The market's focus has now swiveled away from
worries over the Omicron variant and back to its old favorites: the Federal
Reserve, whose policy makers meet next Tuesday and
Wednesday, the outlook for inflation (November consumer prices will be
reported on Friday), and the prospects for economic growth.
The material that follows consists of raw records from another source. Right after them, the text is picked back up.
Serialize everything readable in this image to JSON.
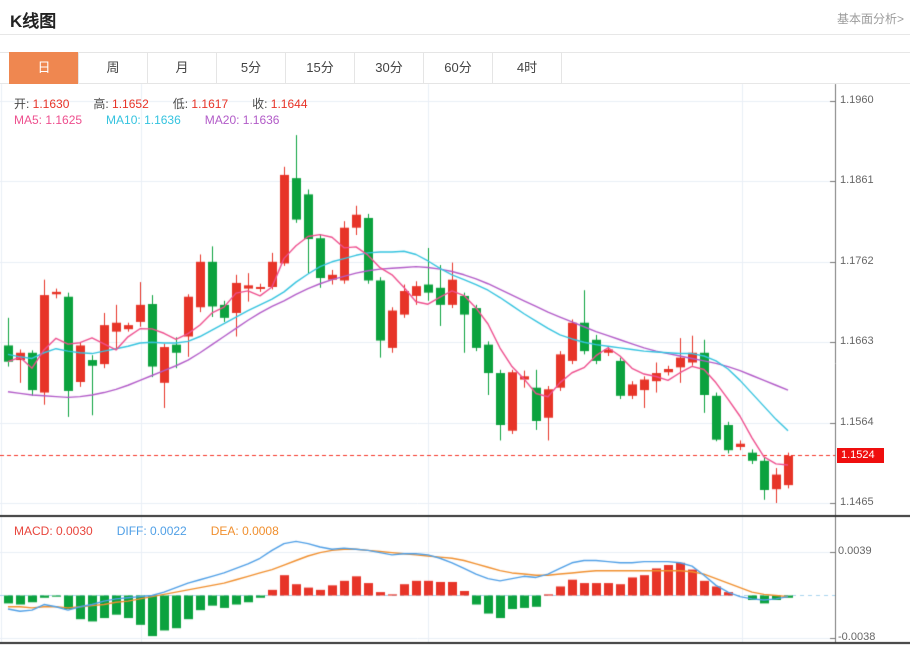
{
  "header": {
    "title": "K线图",
    "link": "基本面分析>"
  },
  "tabs": {
    "active": "日",
    "items": [
      {
        "key": "day",
        "label": "日"
      },
      {
        "key": "week",
        "label": "周"
      },
      {
        "key": "month",
        "label": "月"
      },
      {
        "key": "5min",
        "label": "5分"
      },
      {
        "key": "15min",
        "label": "15分"
      },
      {
        "key": "30min",
        "label": "30分"
      },
      {
        "key": "60min",
        "label": "60分"
      },
      {
        "key": "4hour",
        "label": "4时"
      }
    ]
  },
  "ohlc_legend": [
    {
      "key": "open",
      "label": "开:",
      "value": "1.1630"
    },
    {
      "key": "high",
      "label": "高:",
      "value": "1.1652"
    },
    {
      "key": "low",
      "label": "低:",
      "value": "1.1617"
    },
    {
      "key": "close",
      "label": "收:",
      "value": "1.1644"
    }
  ],
  "ma_legend": [
    {
      "key": "ma5",
      "label": "MA5:",
      "value": "1.1625",
      "color": "#ee4f8e"
    },
    {
      "key": "ma10",
      "label": "MA10:",
      "value": "1.1636",
      "color": "#35c3df"
    },
    {
      "key": "ma20",
      "label": "MA20:",
      "value": "1.1636",
      "color": "#b25bc8"
    }
  ],
  "macd_legend": [
    {
      "key": "macd",
      "label": "MACD:",
      "value": "0.0030",
      "color": "#e8453c"
    },
    {
      "key": "diff",
      "label": "DIFF:",
      "value": "0.0022",
      "color": "#4f9fe6"
    },
    {
      "key": "dea",
      "label": "DEA:",
      "value": "0.0008",
      "color": "#f08f2e"
    }
  ],
  "chart_data": {
    "type": "candlestick",
    "panels": [
      "price",
      "macd"
    ],
    "grid": true,
    "y_axis": {
      "ticks": [
        1.196,
        1.1861,
        1.1762,
        1.1663,
        1.1564,
        1.1465
      ]
    },
    "macd_axis": {
      "ticks": [
        0.0039,
        -0.0038
      ]
    },
    "current_price": 1.1524,
    "current_price_label": "1.1524",
    "colors": {
      "up": "#e73428",
      "down": "#0ba23e",
      "ma5": "#ee4f8e",
      "ma10": "#35c3df",
      "ma20": "#b25bc8",
      "diff": "#4f9fe6",
      "dea": "#f08f2e",
      "grid": "#e9eff6",
      "axis": "#777777",
      "price_line": "#f53326",
      "badge_bg": "#ef0e0e",
      "zero_line": "#a8d4ee",
      "divider": "#333333"
    },
    "candles": [
      [
        1.1659,
        1.1693,
        1.1633,
        1.1639
      ],
      [
        1.1641,
        1.1654,
        1.1613,
        1.165
      ],
      [
        1.165,
        1.1653,
        1.1597,
        1.1604
      ],
      [
        1.1601,
        1.174,
        1.1586,
        1.1721
      ],
      [
        1.1722,
        1.1729,
        1.1717,
        1.1725
      ],
      [
        1.1719,
        1.1724,
        1.1571,
        1.1603
      ],
      [
        1.1614,
        1.1663,
        1.1608,
        1.1659
      ],
      [
        1.1641,
        1.1647,
        1.1573,
        1.1634
      ],
      [
        1.1636,
        1.1699,
        1.1631,
        1.1684
      ],
      [
        1.1676,
        1.1709,
        1.1654,
        1.1687
      ],
      [
        1.1679,
        1.1687,
        1.1676,
        1.1684
      ],
      [
        1.1688,
        1.1737,
        1.1682,
        1.1709
      ],
      [
        1.171,
        1.1721,
        1.162,
        1.1633
      ],
      [
        1.1613,
        1.1661,
        1.1582,
        1.1657
      ],
      [
        1.166,
        1.1669,
        1.1631,
        1.165
      ],
      [
        1.167,
        1.1722,
        1.1645,
        1.1719
      ],
      [
        1.1706,
        1.1771,
        1.17,
        1.1762
      ],
      [
        1.1762,
        1.1781,
        1.1694,
        1.1707
      ],
      [
        1.1709,
        1.1714,
        1.1688,
        1.1693
      ],
      [
        1.1699,
        1.1746,
        1.167,
        1.1736
      ],
      [
        1.1729,
        1.1748,
        1.1713,
        1.1733
      ],
      [
        1.173,
        1.1735,
        1.1725,
        1.1731
      ],
      [
        1.1731,
        1.1773,
        1.1728,
        1.1762
      ],
      [
        1.176,
        1.1879,
        1.1757,
        1.1869
      ],
      [
        1.1865,
        1.1918,
        1.181,
        1.1814
      ],
      [
        1.1845,
        1.1851,
        1.1748,
        1.179
      ],
      [
        1.1791,
        1.1796,
        1.173,
        1.1742
      ],
      [
        1.174,
        1.1752,
        1.1734,
        1.1746
      ],
      [
        1.1739,
        1.1812,
        1.1735,
        1.1804
      ],
      [
        1.1804,
        1.1831,
        1.1795,
        1.182
      ],
      [
        1.1816,
        1.1821,
        1.1735,
        1.1739
      ],
      [
        1.1739,
        1.1743,
        1.1644,
        1.1665
      ],
      [
        1.1656,
        1.1706,
        1.165,
        1.1702
      ],
      [
        1.1697,
        1.1734,
        1.1693,
        1.1726
      ],
      [
        1.172,
        1.1738,
        1.1709,
        1.1732
      ],
      [
        1.1734,
        1.1779,
        1.1714,
        1.1724
      ],
      [
        1.173,
        1.1758,
        1.1683,
        1.1709
      ],
      [
        1.1709,
        1.1761,
        1.1705,
        1.174
      ],
      [
        1.172,
        1.1724,
        1.165,
        1.1697
      ],
      [
        1.1705,
        1.1709,
        1.1652,
        1.1656
      ],
      [
        1.166,
        1.1664,
        1.1598,
        1.1625
      ],
      [
        1.1625,
        1.1629,
        1.1542,
        1.1561
      ],
      [
        1.1554,
        1.1629,
        1.155,
        1.1626
      ],
      [
        1.1617,
        1.1628,
        1.1607,
        1.1621
      ],
      [
        1.1607,
        1.1629,
        1.1555,
        1.1566
      ],
      [
        1.157,
        1.1609,
        1.1542,
        1.1605
      ],
      [
        1.1607,
        1.1652,
        1.1603,
        1.1648
      ],
      [
        1.164,
        1.1691,
        1.1636,
        1.1687
      ],
      [
        1.1687,
        1.1727,
        1.1648,
        1.1652
      ],
      [
        1.1666,
        1.1672,
        1.1636,
        1.164
      ],
      [
        1.165,
        1.1658,
        1.1646,
        1.1654
      ],
      [
        1.164,
        1.1644,
        1.1593,
        1.1597
      ],
      [
        1.1597,
        1.1615,
        1.1593,
        1.1611
      ],
      [
        1.1604,
        1.1621,
        1.1582,
        1.1617
      ],
      [
        1.1615,
        1.1638,
        1.1601,
        1.1625
      ],
      [
        1.1626,
        1.1634,
        1.1622,
        1.163
      ],
      [
        1.1632,
        1.1668,
        1.1613,
        1.1644
      ],
      [
        1.1638,
        1.1671,
        1.1634,
        1.165
      ],
      [
        1.165,
        1.1666,
        1.1576,
        1.1598
      ],
      [
        1.1597,
        1.1601,
        1.1541,
        1.1543
      ],
      [
        1.1561,
        1.1565,
        1.1526,
        1.153
      ],
      [
        1.1534,
        1.1542,
        1.153,
        1.1538
      ],
      [
        1.1527,
        1.1531,
        1.1513,
        1.1517
      ],
      [
        1.1517,
        1.1521,
        1.1469,
        1.1481
      ],
      [
        1.1482,
        1.1508,
        1.1465,
        1.15
      ],
      [
        1.1487,
        1.1527,
        1.1483,
        1.1523
      ]
    ],
    "ma10": [
      1.1648,
      1.1645,
      1.1643,
      1.165,
      1.1655,
      1.1652,
      1.165,
      1.1649,
      1.1652,
      1.1655,
      1.1658,
      1.1662,
      1.1663,
      1.1662,
      1.1662,
      1.1664,
      1.167,
      1.1678,
      1.1686,
      1.1694,
      1.1702,
      1.1709,
      1.1716,
      1.1725,
      1.1737,
      1.1747,
      1.1756,
      1.1762,
      1.1766,
      1.177,
      1.1773,
      1.1774,
      1.1774,
      1.1775,
      1.1771,
      1.1763,
      1.1754,
      1.1746,
      1.174,
      1.1734,
      1.1727,
      1.1718,
      1.1708,
      1.1698,
      1.1689,
      1.168,
      1.1672,
      1.1667,
      1.1663,
      1.166,
      1.1658,
      1.1656,
      1.1654,
      1.1652,
      1.1651,
      1.165,
      1.1649,
      1.1649,
      1.1646,
      1.164,
      1.163,
      1.1616,
      1.16,
      1.1584,
      1.1568,
      1.1554
    ],
    "ma20": [
      1.1602,
      1.16,
      1.1598,
      1.1597,
      1.1596,
      1.1595,
      1.1596,
      1.1598,
      1.1601,
      1.1605,
      1.161,
      1.1616,
      1.1622,
      1.1628,
      1.1634,
      1.1641,
      1.165,
      1.166,
      1.167,
      1.168,
      1.169,
      1.1699,
      1.1707,
      1.1714,
      1.1722,
      1.1729,
      1.1735,
      1.174,
      1.1744,
      1.1748,
      1.1751,
      1.1753,
      1.1754,
      1.1755,
      1.1756,
      1.1755,
      1.1753,
      1.175,
      1.1746,
      1.1741,
      1.1735,
      1.1728,
      1.1721,
      1.1714,
      1.1707,
      1.17,
      1.1694,
      1.1688,
      1.1682,
      1.1676,
      1.1671,
      1.1666,
      1.1661,
      1.1656,
      1.1652,
      1.1649,
      1.1646,
      1.1643,
      1.164,
      1.1637,
      1.1633,
      1.1628,
      1.1622,
      1.1616,
      1.161,
      1.1604
    ],
    "macd": {
      "bars": [
        -0.0007,
        -0.0008,
        -0.0006,
        -0.0002,
        -0.0001,
        -0.0012,
        -0.0021,
        -0.0023,
        -0.002,
        -0.0017,
        -0.002,
        -0.0026,
        -0.0036,
        -0.0031,
        -0.0029,
        -0.0021,
        -0.0013,
        -0.0009,
        -0.0011,
        -0.0008,
        -0.0006,
        -0.0002,
        0.0005,
        0.0018,
        0.001,
        0.0007,
        0.0005,
        0.0009,
        0.0013,
        0.0017,
        0.0011,
        0.0003,
        0.0001,
        0.001,
        0.0013,
        0.0013,
        0.0012,
        0.0012,
        0.0004,
        -0.0008,
        -0.0016,
        -0.002,
        -0.0012,
        -0.0011,
        -0.001,
        0.0001,
        0.0008,
        0.0014,
        0.0011,
        0.0011,
        0.0011,
        0.001,
        0.0016,
        0.0018,
        0.0024,
        0.0027,
        0.0029,
        0.0023,
        0.0013,
        0.0008,
        0.0003,
        0.0,
        -0.0004,
        -0.0007,
        -0.0004,
        -0.0002
      ],
      "diff": [
        -0.0012,
        -0.0014,
        -0.0013,
        -0.0008,
        -0.001,
        -0.0013,
        -0.001,
        -0.0008,
        -0.0005,
        -0.0003,
        -0.0002,
        -0.0001,
        0.0,
        0.0003,
        0.0007,
        0.0011,
        0.0014,
        0.0017,
        0.002,
        0.0024,
        0.0028,
        0.0033,
        0.004,
        0.0046,
        0.0048,
        0.0046,
        0.0043,
        0.0041,
        0.0042,
        0.0041,
        0.004,
        0.0038,
        0.0036,
        0.0037,
        0.0037,
        0.0036,
        0.0033,
        0.0029,
        0.0024,
        0.0019,
        0.0015,
        0.0013,
        0.0015,
        0.0017,
        0.0016,
        0.0019,
        0.0024,
        0.0029,
        0.0031,
        0.0031,
        0.003,
        0.0029,
        0.0029,
        0.003,
        0.003,
        0.003,
        0.0029,
        0.0026,
        0.0018,
        0.0009,
        0.0003,
        -0.0001,
        -0.0003,
        -0.0004,
        -0.0003,
        -0.0001
      ],
      "dea": [
        -0.001,
        -0.001,
        -0.0011,
        -0.001,
        -0.001,
        -0.0011,
        -0.001,
        -0.0009,
        -0.0008,
        -0.0006,
        -0.0005,
        -0.0003,
        -0.0001,
        0.0001,
        0.0003,
        0.0005,
        0.0007,
        0.0009,
        0.0011,
        0.0014,
        0.0017,
        0.002,
        0.0023,
        0.0027,
        0.0031,
        0.0035,
        0.0038,
        0.004,
        0.0041,
        0.0041,
        0.004,
        0.0039,
        0.0038,
        0.0037,
        0.0036,
        0.0035,
        0.0034,
        0.0033,
        0.0031,
        0.0028,
        0.0025,
        0.0022,
        0.002,
        0.0019,
        0.0018,
        0.0018,
        0.0019,
        0.002,
        0.0021,
        0.0022,
        0.0022,
        0.0022,
        0.0022,
        0.0022,
        0.0022,
        0.0022,
        0.0022,
        0.0021,
        0.0019,
        0.0015,
        0.0011,
        0.0007,
        0.0003,
        0.0001,
        0.0,
        -0.0001
      ]
    }
  }
}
The confidence among investors that came
earlier from anecdotal evidence that Omicron might cause milder cases of
Covid-19 was bolstered this morning when Pfizer and BioNTech said that three
doses of their vaccine were effective against the variant. One
sign of a relative calm returning to the market: the Cboe
Market Index, or VIX, has fallen more
than 33%, to under 20, over the last five sessions.
The S&P
500 closed
up 0.3% today. Its three-day gain of 3.6% is the index's best since early
November 2020. The S&P 500 is now just a little more than three
points away from its record close of Nov. 18. The Dow
Jones Industrial Average rose 0.1% today, the Nasdaq
Composite added 0.6%, and the Russell
2000 advanced 0.8%.
Travel-related stocks were the big winners
today: Norwegian Cruise Line
Holdings (up 8.2%), Carnival (up 5.5%), Royal
Caribbean Group (up 5.2%), Las
Vegas Sands (up 4.4%), and United
Airlines Holdings (up 4.2%).
Growth stocks also did well: Apple rose 2.3%, Meta
Platforms (Facebook) gained 2.4%.
The three-day streak of most importance
may have been in Treasuries, where the
yield on the 10-year climbed above 1.5%, to 1.508% -- its highest level since
Nov. 29.
“What we are starting to see is a degree of
migration away from a forced positioning in the wake of Omicron’s initial
reporting plus month-end, and we are in this shoulder period between that
phenomenon and a really important signal from the Fed on Wednesday,” Eric
Freedman, chief investment officer
at U.S. Bank Wealth Management, told
Reuters.
Elsewhere, Cathie
Wood's new exchange-traded fund, the ARK
Transparency ETF (ticker: CTRU), ended 0.5% higher on its
first day of trading, according to FactSet. It is Wood's second new ETF
this year, and it tracks "an index of the 100 most transparent companies
measured by things like how companies disclose information in corporate
documents and whether they have been involved in lawsuits," according
to Barron's Evie Liu.
Crude oil for January delivery rose 0.4%, to $72.36 a barrel,
after a weekly
report showed that U.S. oil inventories declined less than
expected. Gold was little changed, at $1,783.40 an
ounce. Bitcoin traded slightly higher at $50,634 this
afternoon.
The U.S. dollar slipped against several major currencies. The British pound was weaker after the U.K. government said that it would recommend that people in England work from home and require people to wear face masks in most indoor venues in an effort to stop the spread of the Omicron variant.